Faults at either the link or router level may result in the failure of NoC-based systems. Fault-tolerant routing algorithms attempt to tolerate faults by rerouting packets around the faulty region. However, it would be at the cost of significant performance loss. The proposed algorithm in the paper titled “A Light-weight Fault-Tolerant Routing Algorithm Tolerating Faulty Links and Routers”, is able to tolerate both faulty routers and links with the negligible impact on the performance. In fact, the proposed algorithm avoids taking unnecessary longer paths to reroute packets and the shortest paths are taken as long as a path exists. On the other hand, fault-tolerant routing algorithms might be based on deterministic routing in which all packets use a single path between each pair of source and destination routers. Using deterministic routing, packets reach destinations in an in-order manner so that no reordering buffer is needed at destinations.

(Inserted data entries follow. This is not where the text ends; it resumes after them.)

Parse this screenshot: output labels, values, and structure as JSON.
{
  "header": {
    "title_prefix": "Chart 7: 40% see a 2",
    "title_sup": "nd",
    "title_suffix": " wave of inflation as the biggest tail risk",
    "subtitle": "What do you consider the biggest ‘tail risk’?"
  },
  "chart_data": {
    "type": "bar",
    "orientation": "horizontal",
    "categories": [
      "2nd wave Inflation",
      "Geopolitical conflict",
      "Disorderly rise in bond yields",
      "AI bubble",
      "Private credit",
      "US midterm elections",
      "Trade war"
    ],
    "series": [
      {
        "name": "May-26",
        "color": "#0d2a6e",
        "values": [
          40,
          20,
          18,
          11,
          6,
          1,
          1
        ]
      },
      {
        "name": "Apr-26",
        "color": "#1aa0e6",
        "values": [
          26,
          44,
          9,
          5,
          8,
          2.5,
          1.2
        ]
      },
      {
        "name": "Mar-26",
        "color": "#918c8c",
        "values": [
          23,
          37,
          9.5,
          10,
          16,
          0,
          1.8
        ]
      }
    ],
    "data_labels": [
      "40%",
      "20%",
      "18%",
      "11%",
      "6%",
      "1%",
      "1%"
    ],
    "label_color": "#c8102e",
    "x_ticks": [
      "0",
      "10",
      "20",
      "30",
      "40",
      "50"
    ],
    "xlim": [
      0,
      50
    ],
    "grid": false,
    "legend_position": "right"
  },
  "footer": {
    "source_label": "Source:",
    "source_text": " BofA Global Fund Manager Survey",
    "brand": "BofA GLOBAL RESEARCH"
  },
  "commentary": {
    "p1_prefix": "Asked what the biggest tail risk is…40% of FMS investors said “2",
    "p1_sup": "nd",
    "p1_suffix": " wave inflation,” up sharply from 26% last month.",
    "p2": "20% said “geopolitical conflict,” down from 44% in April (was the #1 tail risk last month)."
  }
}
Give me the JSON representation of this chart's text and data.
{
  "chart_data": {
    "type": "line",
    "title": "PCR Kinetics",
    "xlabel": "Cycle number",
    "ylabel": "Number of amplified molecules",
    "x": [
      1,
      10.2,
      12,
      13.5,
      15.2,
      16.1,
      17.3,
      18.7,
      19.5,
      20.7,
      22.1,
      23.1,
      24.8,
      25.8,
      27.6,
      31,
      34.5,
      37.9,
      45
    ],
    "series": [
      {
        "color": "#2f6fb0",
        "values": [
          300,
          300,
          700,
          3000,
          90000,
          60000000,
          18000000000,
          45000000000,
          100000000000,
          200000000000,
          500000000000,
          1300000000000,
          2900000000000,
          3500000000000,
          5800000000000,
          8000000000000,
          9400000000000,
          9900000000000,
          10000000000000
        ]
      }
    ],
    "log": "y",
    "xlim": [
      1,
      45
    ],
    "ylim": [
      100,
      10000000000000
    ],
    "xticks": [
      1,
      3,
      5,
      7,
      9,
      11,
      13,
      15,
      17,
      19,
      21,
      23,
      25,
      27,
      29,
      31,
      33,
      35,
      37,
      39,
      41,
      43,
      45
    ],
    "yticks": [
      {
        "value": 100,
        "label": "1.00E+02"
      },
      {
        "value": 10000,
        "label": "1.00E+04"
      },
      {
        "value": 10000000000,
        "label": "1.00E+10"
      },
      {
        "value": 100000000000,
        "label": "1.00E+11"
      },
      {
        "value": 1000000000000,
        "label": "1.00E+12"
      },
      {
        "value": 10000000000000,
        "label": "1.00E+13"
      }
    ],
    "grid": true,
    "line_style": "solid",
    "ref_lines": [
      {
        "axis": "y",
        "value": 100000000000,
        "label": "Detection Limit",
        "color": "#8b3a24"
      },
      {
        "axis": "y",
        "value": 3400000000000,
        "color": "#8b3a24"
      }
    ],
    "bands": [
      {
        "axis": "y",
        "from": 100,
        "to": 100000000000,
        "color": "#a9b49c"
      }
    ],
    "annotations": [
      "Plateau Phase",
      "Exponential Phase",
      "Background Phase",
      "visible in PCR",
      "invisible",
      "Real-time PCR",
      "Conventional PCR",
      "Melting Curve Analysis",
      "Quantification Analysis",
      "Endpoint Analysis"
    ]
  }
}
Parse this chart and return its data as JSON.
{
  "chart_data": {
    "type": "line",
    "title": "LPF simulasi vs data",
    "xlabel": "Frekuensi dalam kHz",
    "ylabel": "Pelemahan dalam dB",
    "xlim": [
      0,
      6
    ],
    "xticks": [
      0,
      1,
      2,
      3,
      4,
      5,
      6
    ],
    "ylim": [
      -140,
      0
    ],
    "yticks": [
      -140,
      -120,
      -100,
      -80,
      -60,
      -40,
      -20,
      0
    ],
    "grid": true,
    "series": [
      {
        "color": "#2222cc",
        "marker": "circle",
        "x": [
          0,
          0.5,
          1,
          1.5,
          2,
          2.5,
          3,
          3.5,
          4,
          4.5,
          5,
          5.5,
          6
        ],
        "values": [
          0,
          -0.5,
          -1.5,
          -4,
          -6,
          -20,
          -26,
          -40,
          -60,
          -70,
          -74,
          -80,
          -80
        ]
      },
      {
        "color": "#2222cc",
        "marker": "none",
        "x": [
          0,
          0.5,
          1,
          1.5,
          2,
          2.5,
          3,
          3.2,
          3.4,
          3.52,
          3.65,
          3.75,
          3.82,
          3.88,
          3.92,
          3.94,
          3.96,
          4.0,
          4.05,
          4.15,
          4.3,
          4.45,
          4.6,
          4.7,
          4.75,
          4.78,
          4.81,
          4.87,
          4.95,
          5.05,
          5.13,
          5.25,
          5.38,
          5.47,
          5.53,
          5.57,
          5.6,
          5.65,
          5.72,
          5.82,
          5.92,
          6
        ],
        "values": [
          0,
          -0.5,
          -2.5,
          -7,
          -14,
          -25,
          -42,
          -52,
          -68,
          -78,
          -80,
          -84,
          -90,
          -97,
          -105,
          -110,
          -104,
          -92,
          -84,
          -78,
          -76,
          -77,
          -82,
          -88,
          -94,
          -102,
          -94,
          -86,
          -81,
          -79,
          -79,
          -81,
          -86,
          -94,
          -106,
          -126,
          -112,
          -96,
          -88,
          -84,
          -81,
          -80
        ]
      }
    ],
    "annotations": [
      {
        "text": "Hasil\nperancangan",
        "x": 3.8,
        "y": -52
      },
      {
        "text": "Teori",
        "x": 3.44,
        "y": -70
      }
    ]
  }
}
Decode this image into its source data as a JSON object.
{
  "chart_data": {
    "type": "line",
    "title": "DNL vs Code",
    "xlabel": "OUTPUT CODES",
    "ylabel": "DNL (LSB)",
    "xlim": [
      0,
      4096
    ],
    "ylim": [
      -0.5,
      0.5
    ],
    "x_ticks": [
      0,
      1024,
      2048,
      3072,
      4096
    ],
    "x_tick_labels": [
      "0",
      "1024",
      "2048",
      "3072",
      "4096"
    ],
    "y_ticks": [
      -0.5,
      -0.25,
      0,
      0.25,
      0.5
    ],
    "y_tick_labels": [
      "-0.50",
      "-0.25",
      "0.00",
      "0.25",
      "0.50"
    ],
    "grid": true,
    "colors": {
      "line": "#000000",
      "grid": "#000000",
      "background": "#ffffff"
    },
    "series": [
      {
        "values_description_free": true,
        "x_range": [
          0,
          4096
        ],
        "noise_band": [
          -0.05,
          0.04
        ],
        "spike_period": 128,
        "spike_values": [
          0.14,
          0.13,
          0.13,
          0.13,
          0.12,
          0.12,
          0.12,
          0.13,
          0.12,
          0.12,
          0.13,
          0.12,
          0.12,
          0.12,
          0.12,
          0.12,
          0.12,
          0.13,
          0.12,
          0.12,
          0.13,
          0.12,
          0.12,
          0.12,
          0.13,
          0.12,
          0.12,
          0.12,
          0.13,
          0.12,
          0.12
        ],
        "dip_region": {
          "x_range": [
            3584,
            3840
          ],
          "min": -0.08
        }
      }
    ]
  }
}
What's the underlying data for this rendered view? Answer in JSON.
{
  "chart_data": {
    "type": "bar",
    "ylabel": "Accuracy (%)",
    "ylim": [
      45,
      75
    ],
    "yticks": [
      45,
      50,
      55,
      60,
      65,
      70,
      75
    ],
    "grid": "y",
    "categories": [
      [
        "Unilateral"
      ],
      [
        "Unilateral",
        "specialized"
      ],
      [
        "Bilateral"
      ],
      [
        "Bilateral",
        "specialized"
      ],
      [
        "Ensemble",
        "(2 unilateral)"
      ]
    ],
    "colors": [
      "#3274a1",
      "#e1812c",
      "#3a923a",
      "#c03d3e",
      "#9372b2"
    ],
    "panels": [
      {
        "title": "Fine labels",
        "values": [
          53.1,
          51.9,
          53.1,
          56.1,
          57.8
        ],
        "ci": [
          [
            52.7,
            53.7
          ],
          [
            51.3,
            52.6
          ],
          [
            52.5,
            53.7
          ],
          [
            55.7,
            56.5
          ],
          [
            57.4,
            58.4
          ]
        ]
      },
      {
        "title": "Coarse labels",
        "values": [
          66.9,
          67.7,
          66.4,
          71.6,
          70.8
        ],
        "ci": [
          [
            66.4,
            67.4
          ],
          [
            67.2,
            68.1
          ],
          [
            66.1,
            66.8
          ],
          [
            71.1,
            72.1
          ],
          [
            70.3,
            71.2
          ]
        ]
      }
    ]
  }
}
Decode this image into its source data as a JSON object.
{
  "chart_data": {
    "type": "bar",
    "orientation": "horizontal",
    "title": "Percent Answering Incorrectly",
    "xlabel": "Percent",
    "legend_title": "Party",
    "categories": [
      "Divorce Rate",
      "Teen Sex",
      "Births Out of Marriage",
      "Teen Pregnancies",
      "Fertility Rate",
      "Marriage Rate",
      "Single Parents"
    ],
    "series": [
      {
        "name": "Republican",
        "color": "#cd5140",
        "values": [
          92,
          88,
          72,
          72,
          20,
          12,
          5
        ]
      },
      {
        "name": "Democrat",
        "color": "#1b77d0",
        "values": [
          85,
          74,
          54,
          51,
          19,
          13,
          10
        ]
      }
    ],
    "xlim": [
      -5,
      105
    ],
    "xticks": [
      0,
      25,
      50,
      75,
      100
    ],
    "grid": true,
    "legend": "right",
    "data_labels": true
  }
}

Transactional Memory (TM) is emerging as a promising paradigm to simplify parallel programming for Chip Multiprocessors (CMPs). Most of Software Transactional Memory (STM) systems exploit a lock table to synchronize transactional accesses to the shared memory locations. Memory addresses map to entries of the lock table through a hash function to detect conflicts in the event of simultaneous accesses to the shared memory locations. In the current implementation of the lock table, if two distinct addresses map to the same entry of the table, they are treated as a conflict even though there is no true conflict between the two addresses. This is called false conflict. In the event of a false conflict, transactions are aborted conservatively which reduces concurrency level in programs. In the last paper titled “TurboLock: Increasing Associativity of Lock Table in Transactional Memory”, Authors studied false conflicts in STMs and propose TurboLock to reduce frequency of false conflicts. Inspired by set associative caches, TurboLock increases associativity of the lock table to reduce likelihood of aliasing-induced conflicts. While TurboLock is effective in reducing the false conflicts, it may degrade performance due to overhead of the associative lock table in software.